The images were taken by Rosetta’s Wide Angle Camera as the spacecraft flew within 800 km of the 5 km-wide asteroid, and later processed by amateur astronomer Ted Stryk to produce the image presented here.
By emphasising the shadows, the processing reveals high-contrast features, such as bright crater rims against their dark, shadowed interiors. However, this technique can also create some artifacts, such as the illusion of boulders protruding from the surface, that are not present in the raw data.
One striking feature is the gaping hole at the south pole (top in this image) of Steins – its largest impact crater at about 2 km wide and nearly 300 m deep. This crater is named ‘Diamond’ following the gem nomenclature chosen after the asteroid’s overall shape earned it the nickname ‘diamond in the sky’.
The circular crater in the centre of the asteroid as seen in this viewing angle is called Topaz and is about 650 m wide and 80 m deep.
A chain of several craters can be seen stretching from the asteroid’s north pole (bottom in this image) right up to Diamond crater.
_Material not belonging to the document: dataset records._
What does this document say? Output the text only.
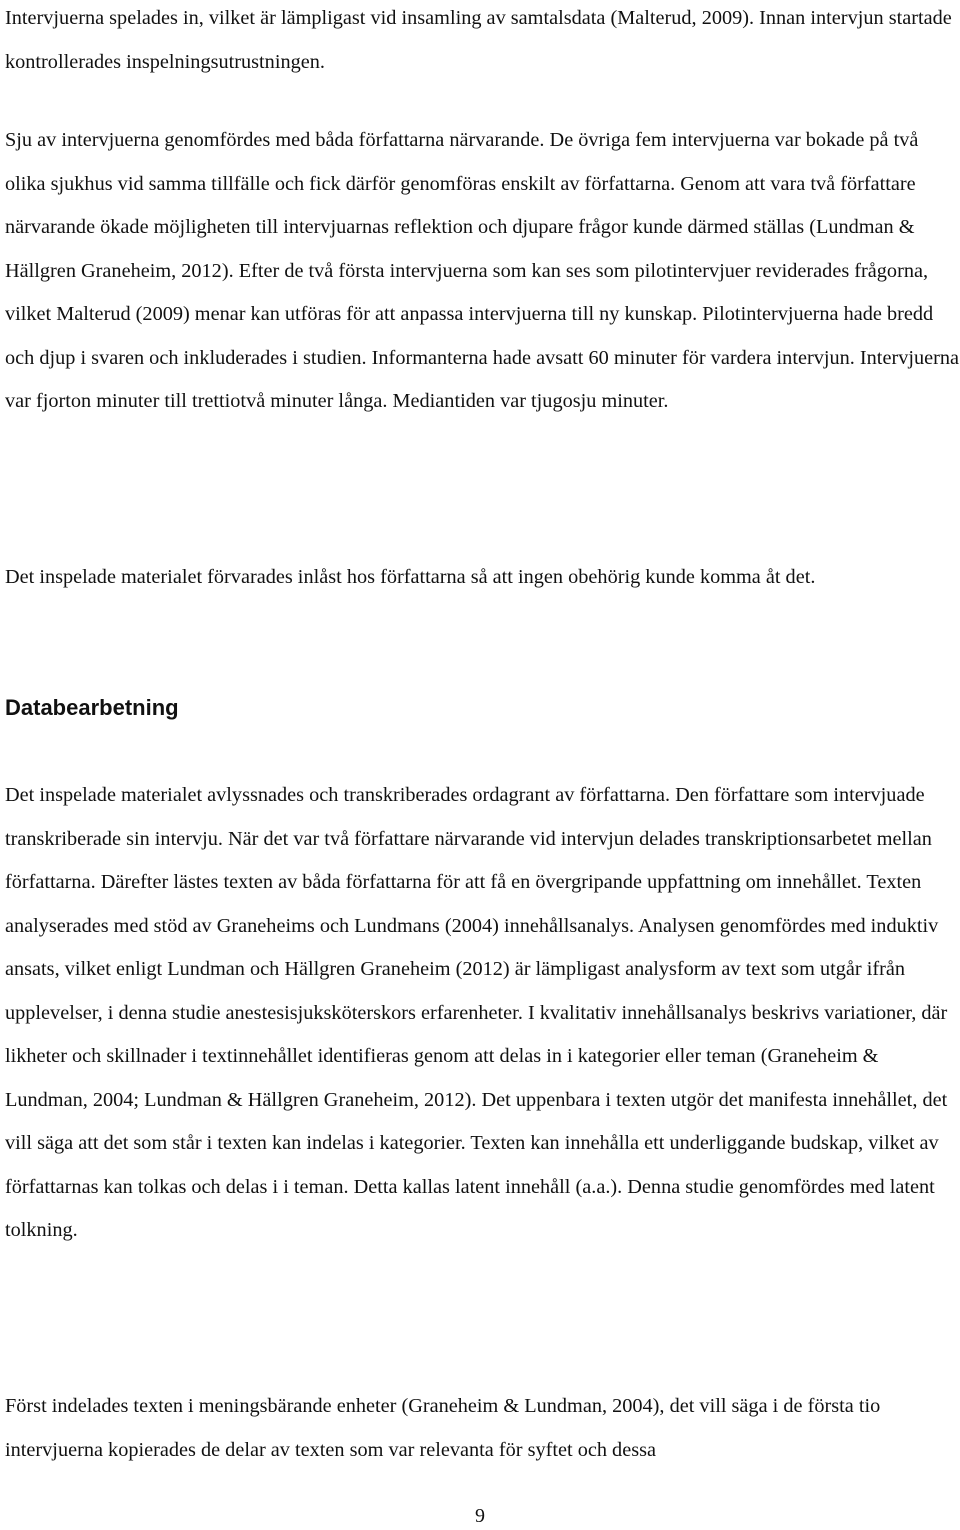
Intervjuerna spelades in, vilket är lämpligast vid insamling av samtalsdata (Malterud, 2009). Innan intervjun startade kontrollerades inspelningsutrustningen.

Sju av intervjuerna genomfördes med båda författarna närvarande. De övriga fem intervjuerna var bokade på två olika sjukhus vid samma tillfälle och fick därför genomföras enskilt av författarna. Genom att vara två författare närvarande ökade möjligheten till intervjuarnas reflektion och djupare frågor kunde därmed ställas (Lundman & Hällgren Graneheim, 2012). Efter de två första intervjuerna som kan ses som pilotintervjuer reviderades frågorna, vilket Malterud (2009) menar kan utföras för att anpassa intervjuerna till ny kunskap. Pilotintervjuerna hade bredd och djup i svaren och inkluderades i studien. Informanterna hade avsatt 60 minuter för vardera intervjun. Intervjuerna var fjorton minuter till trettiotvå minuter långa. Mediantiden var tjugosju minuter.

Det inspelade materialet förvarades inlåst hos författarna så att ingen obehörig kunde komma åt det.

Databearbetning

Det inspelade materialet avlyssnades och transkriberades ordagrant av författarna. Den författare som intervjuade transkriberade sin intervju. När det var två författare närvarande vid intervjun delades transkriptionsarbetet mellan författarna. Därefter lästes texten av båda författarna för att få en övergripande uppfattning om innehållet. Texten analyserades med stöd av Graneheims och Lundmans (2004) innehållsanalys. Analysen genomfördes med induktiv ansats, vilket enligt Lundman och Hällgren Graneheim (2012) är lämpligast analysform av text som utgår ifrån upplevelser, i denna studie anestesisjuksköterskors erfarenheter. I kvalitativ innehållsanalys beskrivs variationer, där likheter och skillnader i textinnehållet identifieras genom att delas in i kategorier eller teman (Graneheim & Lundman, 2004; Lundman & Hällgren Graneheim, 2012). Det uppenbara i texten utgör det manifesta innehållet, det vill säga att det som står i texten kan indelas i kategorier. Texten kan innehålla ett underliggande budskap, vilket av författarnas kan tolkas och delas i i teman. Detta kallas latent innehåll (a.a.). Denna studie genomfördes med latent tolkning.

Först indelades texten i meningsbärande enheter (Graneheim & Lundman, 2004), det vill säga i de första tio intervjuerna kopierades de delar av texten som var relevanta för syftet och dessa

9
So far, around 40 craters have been found, but the imposing Diamond crater likely influenced the appearance of the entire asteroid because the debris thrown out from this dramatic collision would have scattered over the surface, imprinting over other, older craters.
Rosetta has since passed by asteroid Lutetia in July 2010 and is now in deep-space hibernation. It will wake up on 20 January 2014 and rendezvous with comet 67P/Churyumov–Gerasimenko in May 2014. A few months later, its Philae probe will separate to make the first controlled landing on a comet.